いつも2人でオタク雰囲気を漂わせて学校に来ている。



でも今日、私は一言も話してません。なぜでしょう。



下痢だから?いいえ、違います。それは2日前の話です。


なんと、花巻君が隣にいるのです。



ちなみに、クソカワも。



「はぁ、なんでクソカワもいんの?」


「はぁ?芹ちゃんこそ!なんでいるんですかぁ?及川さんが汚れちゃうでしょー!」


バキッ


「痛っ!岩ちゃんじゃないんだからやめてよね。ゴリラ!」



ゴキッ! バキッ



「脛は駄目!卑怯だよ!」



「電車の中では静かにね。クソカワくん。」



「葵ちゃんも充分五月蝿いよ!」




「「(お前ら仲良いな〜)」」



「芹!及川君いじめないで!」


「このクソカワと同じ空気を吸ってる私が可哀想だとは思わないのか?」


「うん。むしろあんたと同じ空気を吸ってるあたしと、マッキーと及川君が可哀想。」



「はっ」



クソカワ鼻で笑いやがったよ?へし折ってやろうかその高い鼻。



優香とか爆笑状態だし。



「もー!!!!」


優香をくすぐってやろうと思って、手を伸ばすと、花巻君に両手を捕まえられた。


「俺の可愛い幼馴染ちゃんに乱暴しないでくださーい」



『俺の』?『可愛い』?



まさかマッキーの彼女って優香?うそうそ。
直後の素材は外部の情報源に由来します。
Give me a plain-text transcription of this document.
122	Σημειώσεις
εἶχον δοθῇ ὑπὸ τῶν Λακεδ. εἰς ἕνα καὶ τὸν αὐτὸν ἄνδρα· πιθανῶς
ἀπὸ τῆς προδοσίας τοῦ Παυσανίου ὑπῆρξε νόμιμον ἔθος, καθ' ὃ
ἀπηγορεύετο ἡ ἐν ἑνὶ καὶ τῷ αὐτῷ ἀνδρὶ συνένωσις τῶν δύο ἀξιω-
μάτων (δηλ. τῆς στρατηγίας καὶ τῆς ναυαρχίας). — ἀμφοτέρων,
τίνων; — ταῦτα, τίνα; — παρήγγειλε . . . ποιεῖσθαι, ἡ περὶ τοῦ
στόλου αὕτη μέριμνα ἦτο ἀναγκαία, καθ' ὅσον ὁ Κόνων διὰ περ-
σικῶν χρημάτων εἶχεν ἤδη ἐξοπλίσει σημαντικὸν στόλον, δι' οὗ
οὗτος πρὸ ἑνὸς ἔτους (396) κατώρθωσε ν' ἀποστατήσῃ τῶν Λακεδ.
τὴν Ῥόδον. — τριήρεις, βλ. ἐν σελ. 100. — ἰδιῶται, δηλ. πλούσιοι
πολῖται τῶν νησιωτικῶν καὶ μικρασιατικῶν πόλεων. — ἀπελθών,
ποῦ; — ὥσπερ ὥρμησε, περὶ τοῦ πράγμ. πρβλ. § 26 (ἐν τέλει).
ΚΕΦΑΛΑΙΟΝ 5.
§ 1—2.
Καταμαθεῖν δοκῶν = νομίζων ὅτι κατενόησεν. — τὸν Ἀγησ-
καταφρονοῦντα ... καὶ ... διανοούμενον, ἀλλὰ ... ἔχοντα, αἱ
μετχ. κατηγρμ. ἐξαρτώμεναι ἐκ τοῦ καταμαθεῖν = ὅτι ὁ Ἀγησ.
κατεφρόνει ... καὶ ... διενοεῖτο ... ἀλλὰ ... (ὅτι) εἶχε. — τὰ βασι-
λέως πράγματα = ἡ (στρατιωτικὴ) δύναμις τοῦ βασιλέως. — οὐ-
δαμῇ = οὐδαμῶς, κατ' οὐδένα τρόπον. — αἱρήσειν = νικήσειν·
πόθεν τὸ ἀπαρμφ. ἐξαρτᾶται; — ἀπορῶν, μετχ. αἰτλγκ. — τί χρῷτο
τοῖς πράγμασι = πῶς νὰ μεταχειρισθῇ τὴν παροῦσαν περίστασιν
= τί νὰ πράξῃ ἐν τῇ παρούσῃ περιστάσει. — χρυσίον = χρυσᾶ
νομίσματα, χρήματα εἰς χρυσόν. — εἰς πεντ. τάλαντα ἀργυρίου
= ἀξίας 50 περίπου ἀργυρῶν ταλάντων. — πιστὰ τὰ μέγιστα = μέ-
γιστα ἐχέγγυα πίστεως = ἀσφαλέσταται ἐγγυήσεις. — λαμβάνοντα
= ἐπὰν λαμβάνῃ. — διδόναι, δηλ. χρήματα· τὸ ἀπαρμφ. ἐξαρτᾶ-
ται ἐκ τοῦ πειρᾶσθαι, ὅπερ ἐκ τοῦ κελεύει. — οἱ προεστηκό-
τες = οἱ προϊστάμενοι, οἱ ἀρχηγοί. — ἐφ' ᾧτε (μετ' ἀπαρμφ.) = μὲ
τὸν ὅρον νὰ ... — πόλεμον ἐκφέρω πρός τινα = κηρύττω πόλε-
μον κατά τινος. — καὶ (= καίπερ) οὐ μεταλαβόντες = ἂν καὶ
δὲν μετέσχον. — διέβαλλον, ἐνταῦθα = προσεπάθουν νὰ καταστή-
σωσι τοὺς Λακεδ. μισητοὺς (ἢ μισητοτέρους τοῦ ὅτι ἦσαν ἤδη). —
嘘だよね?



「なに、百面相してんだよー」


「はははは、」



「は?」



「花巻君の彼女ってまさか優香?」



間を割って花巻君に腕を絡ませて優香が言う。



「そうだよ〜黙っててごめんね♡謝んなきゃね?ダーリン?」


「だなぁー、ハニー」



え、ちょっと待って、さっきまで花巻君に握られてる両手首が異様に暑くてそこから熱が伝染していたのに、



いきなり、ひどく冷たくなったような気がした。



優香は裏切ってた?ずっと仲良くしてたのに?




じゃあ、なんでクソカワ君を?あれっ?



やば、ちょっと泣きそう。



私は情けなくて、苛立って、席を立って、



「冗談だよ、冗談。」


と笑う2人の声も耳に入らず、停車していた駅で降りた。



まだ、学校にの最寄の駅ではない。




「え?ちょっと?芹?」



聞こえたけれど、無視して走った。




走ってないと、涙がこぼれそうだった。



やっと話せて、私が主人公の乙女ゲーじゃないかもと思いながらも頑張ったのに。



「ちょっと!芹ちゃん!どこ行くのさ!」




ほら、追いかけてくるのは花巻君じゃない。